As they approached, Lady Gleeson, waiting with keen impatience, saw them coming and made her preparations. The frown of annoyance at the long delay was replaced by a smile of welcome that lifted the
upper lip on one side only, showing the white even teeth with odd effect. She stared at LeVallon, thought Devonham, as a wolf eyes its prey. Deftly lowering her dress — betraying thereby that she knew it was too high, and a detail now best omitted from the picture — she half rose from her seat as they came up. The instinctive art of deference, though instantly corrected, did not escape Paul Devonham’s too observant eye.
“You were kind enough to say I might introduce my friend,” murmured he. “Mr. LeVallon is new to our big London, and a stranger among all these people.”
LeVallon bowed in his calm, dignified fashion, saying no word, but Lady Gleeson put her hand out, and, finding his own, shook it with her air of brilliant welcome.
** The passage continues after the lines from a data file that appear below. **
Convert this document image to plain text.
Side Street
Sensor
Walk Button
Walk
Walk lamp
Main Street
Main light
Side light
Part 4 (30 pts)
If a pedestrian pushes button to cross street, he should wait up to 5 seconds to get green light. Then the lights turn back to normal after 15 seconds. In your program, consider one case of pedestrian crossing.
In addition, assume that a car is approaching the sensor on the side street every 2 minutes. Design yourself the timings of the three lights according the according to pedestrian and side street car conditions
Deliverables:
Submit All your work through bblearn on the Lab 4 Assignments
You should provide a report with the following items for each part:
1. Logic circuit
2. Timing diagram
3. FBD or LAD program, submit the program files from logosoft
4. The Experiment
Determination lay in her smile and in her gesture, in her voice as well, as she said familiarly at once: “But, Mr. LeVallon, how tall are you, really? You seem to me a perfect giant.” She made room for him beside her on the divan. “Everybody here looks undersized beside you!” She became intense.
“I am six feet and three inches,” he replied literally, but without expression in his face. There was no smile. He was examining her as frankly as she examined him. Devonham was examining the pair of them. The lack of interest, the cold indifference in LeVallon, he reflected, must put the young woman on her mettle, accustomed as she was to quick submission in her victims.
LeVallon, however, did not accept the offered seat; perhaps he had not noticed the invitation. He showed no interest, though polite and gentle.